İnsanlara iyi olanı emretmek ve onları kötü tavırlardan sakındırmak her insanın yerine getirmesi gereken bir sorumluluktur. Doğruyu bilen herkes, diğer insanlara bildiği bu doğruyu anlatmakla yükümlüdür. Bu nedenle din ahlakını anlatmak ve insanları Allah'a imana davet etmek sadece elçilerin değil, iman eden her insanın yerine getirmesi gereken ibadetlerden biridir. Allah insanları din ahlakına davet ederek, onlara doğru yolu göstermenin, ahiret hayatındaki sonsuz kurtuluşun yolu olduğunu bildirmiştir:
Sizden; hayra çağıran, iyiliği (marufu) emreden ve kötülükten (münkerden) sakındıran bir topluluk bulunsun. Kurtuluşa erenler işte bunlardır. (Al-i İmran Suresi, 104)
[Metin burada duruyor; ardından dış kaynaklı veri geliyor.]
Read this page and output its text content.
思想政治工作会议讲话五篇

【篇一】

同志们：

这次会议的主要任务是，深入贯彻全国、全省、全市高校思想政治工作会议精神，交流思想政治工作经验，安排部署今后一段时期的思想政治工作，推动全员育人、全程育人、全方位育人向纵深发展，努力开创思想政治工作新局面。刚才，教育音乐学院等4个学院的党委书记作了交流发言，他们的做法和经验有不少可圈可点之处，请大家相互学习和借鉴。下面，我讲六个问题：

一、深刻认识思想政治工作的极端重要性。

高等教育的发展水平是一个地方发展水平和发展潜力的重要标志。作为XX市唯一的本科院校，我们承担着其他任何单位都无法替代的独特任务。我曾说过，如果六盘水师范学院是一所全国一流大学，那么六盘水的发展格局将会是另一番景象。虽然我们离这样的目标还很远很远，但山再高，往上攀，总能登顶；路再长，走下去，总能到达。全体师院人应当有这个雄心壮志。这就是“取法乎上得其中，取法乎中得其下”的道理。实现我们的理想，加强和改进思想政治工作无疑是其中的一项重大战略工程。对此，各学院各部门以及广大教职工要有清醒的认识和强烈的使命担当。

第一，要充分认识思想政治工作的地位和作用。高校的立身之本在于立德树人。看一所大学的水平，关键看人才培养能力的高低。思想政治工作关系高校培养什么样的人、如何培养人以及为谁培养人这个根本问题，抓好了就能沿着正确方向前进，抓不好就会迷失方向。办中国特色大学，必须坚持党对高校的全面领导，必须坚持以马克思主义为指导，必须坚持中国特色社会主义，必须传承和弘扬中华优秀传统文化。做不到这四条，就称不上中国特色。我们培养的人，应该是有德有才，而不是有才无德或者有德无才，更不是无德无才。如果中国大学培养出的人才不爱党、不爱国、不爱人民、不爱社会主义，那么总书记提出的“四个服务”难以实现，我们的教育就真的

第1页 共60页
Kuran'da kendisine Allah'ın ayetleri hatırlatıldığı halde, Allah'a ibadet etmekten yüz çeviren kimseler "zalim" olarak adlandırılmıştır:
Allah'a karşı yalan söyleyenden ve kendisine geldiğinde doğruyu (Kur'an'ı) yalanlayandan daha zalim kimdir? Kafirler için cehennemde bir konaklama yeri mi yok? (Zümer Suresi, 32)
Bu kimselerin zalimliklerinin en önemli göstergelerinden biri, kendilerine verdiği sayısız nimete karşı Allah'a nankörlük ediyor olmalarıdır. Allah'ın büyüklüğü karşısında ne kadar aciz olduklarını düşünmemeleri de yine onların zalimliklerindendir. Sahip oldukları bu karakter ile kendilerini cehenneme sürükledikleri gibi, beraberlerindeki insanları da aynı kötü ahlakı yaşamaya çağırırlar. Onları din ahlakını yaşamaktan alıkoyarak, dünyada ve ahirette büyük bir azabın içerisine girmelerine neden olurlar. Bu nedenledir ki, Allah "Zulmedenlere eğilim göstermeyin, yoksa size ateş dokunur. Sizin Allah'tan başka velileriniz yoktur, sonra yardım göremezsiniz." (Hud Suresi, 113) ayetiyle insanları böyle kişilere uymama konusunda uyarmıştır.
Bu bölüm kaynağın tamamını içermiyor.